2.  “To Whatever” by Shaenon Garrity
Written as a series of notes from an apartment dweller to lurking horror that always stays just out of sight and also drinks the last of the milk from the fridge.

3.  “Jackalope Wives” by Ursula Vernon
A kind of a selkie love story, but with jackalopes.

4.  “Half a Conversation, Overheard While Inside an Enormous Sentient Slug” by Oliver Buckram
Happily, this story is exactly what it says on the tin.
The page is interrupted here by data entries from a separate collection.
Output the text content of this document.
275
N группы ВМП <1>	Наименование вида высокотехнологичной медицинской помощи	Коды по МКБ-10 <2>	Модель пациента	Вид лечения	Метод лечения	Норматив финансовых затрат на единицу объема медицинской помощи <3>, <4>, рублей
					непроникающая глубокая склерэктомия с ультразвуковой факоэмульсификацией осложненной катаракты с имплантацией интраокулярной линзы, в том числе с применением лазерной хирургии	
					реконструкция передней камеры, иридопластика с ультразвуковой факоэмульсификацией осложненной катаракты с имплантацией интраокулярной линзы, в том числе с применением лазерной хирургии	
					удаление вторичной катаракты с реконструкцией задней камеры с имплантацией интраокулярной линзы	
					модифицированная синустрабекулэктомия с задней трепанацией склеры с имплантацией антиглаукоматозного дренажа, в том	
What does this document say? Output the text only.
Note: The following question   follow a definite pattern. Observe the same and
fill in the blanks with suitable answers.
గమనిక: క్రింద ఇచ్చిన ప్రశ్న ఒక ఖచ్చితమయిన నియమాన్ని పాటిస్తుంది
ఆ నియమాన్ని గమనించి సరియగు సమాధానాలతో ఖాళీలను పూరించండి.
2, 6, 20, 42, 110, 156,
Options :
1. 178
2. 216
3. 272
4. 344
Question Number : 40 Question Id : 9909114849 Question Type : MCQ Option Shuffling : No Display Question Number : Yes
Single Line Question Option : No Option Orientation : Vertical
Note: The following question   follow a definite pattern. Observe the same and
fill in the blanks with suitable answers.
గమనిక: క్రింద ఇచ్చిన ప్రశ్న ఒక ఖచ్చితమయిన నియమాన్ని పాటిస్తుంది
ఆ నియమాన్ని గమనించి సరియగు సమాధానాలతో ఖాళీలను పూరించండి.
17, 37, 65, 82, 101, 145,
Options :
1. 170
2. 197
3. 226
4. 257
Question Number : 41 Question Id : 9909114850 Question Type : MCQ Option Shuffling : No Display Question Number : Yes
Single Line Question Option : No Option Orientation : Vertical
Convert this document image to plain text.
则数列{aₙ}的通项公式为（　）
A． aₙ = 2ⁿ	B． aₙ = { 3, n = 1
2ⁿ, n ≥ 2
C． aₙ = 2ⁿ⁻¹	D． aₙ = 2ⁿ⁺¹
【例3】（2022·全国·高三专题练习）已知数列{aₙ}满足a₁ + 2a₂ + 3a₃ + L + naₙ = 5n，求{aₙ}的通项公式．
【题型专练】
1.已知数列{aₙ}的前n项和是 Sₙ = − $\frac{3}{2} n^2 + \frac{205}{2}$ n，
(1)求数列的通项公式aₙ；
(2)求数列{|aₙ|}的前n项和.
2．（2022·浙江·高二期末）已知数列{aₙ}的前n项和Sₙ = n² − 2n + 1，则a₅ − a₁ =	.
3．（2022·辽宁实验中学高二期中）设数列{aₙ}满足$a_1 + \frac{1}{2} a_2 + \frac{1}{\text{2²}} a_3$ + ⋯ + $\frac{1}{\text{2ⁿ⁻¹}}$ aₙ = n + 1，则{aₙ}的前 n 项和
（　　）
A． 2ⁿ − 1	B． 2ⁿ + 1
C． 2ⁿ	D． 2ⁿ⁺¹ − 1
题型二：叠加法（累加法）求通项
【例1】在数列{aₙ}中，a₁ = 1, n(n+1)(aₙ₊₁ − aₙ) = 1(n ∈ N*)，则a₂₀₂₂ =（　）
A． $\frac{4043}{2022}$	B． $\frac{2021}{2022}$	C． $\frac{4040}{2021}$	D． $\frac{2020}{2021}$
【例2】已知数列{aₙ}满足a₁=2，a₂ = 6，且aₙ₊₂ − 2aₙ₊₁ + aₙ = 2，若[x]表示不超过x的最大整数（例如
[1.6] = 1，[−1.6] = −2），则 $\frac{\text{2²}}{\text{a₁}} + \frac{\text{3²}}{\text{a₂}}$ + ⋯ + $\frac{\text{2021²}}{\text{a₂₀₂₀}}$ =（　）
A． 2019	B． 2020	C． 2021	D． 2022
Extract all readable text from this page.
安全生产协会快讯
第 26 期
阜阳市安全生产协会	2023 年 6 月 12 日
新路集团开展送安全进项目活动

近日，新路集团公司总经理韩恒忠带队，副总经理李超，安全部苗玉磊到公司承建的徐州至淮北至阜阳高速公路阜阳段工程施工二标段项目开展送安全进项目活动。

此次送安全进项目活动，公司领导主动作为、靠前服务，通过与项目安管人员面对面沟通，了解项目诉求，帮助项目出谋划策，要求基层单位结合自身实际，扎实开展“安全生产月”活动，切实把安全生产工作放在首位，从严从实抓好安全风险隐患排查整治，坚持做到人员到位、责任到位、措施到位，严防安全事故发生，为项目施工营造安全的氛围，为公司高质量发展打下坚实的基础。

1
5.  “My Hero: The Fisherman” by Jack Handey
Yes, this is the Jack Handey you may recognize from SNL’s Deep Thoughts and Fuzzy Memories segments.  Hilarious story.

Honorable Mentions

“On a Clear Day You Can See All the Way to Conspiracy” by Desmond Warzel
This is one of those that was definitely elevated by the production–amazing narration by Dave Robison as the radio DJ and others playing callers.

“Seven Things that are Better in Blue” by Jason K. Jones

 

 

The Best of Drabblecast 2013

written by David Steffen

Drabblecast is as good as ever, still one of my favorite fiction sources. Still edited by Norm Sherman. Still has a stellar Lovecraft month in August when they publish one Lovecraft stories and three unpublished stories by contemporary authors in the cosmic horror subgenre. They published 48 stories in 2013.

 

The List

1. The Electric Ant by Phillip K. Dick
Of course the classic tales by big authors whose stories last the ages have an advantage on such a list. I love PKD, and I’d never come across this story about an android whose entire experience is dictated by the data stored on the paper tape fed into his system and what happens when he starts messing with the data. As with much of PKD, it is more than just straight up SF, it blurs the boundaries between genres and makes for a very surreal experience. This might be my favorite of PKD’s work, and his work is so often stellar.

2. Bloodchild by Octavia Butler
Another big story by big name. In this world, humans are not the dominant species and are mostly kept around as birthing vessels for an alien race who have babies like maggots that need to live in flesh to incubate. This story is about a boy raised to be such a birthing vessel, and his relationship with his owner.

3. Hollow as the World by Ferrett Steinmetz
One of the stories in the Lovecraft month, all based around a cosmic horror version of Lovecraft, questioning the very nature of reality.

4. Five Ways to Fall in Love on Planet Porcelain by Cat Rambo
This was one of my Hugo nominations for last year, out of Cat’s Near+Far short story collection. It takes place on a planet where the inhabitants are all made of sentient clay and is told from the POV of one of the cruder class clays who has taken a rare class-skipping occupation as a tourism writer. The story is written from her POV in a tourism-style writing of making lists of five.

5. The Revelation of Morgan Stern by Christie Yant
A post-end-of-the-world romance story as two lovers try to reunite after the collapse of civilization based on their pre-collapse plan for such a circumstance. If you like the story, be sure you listen to the comments afterward to hear about the origin–it casts everything in a whole new (and totally awesome) light.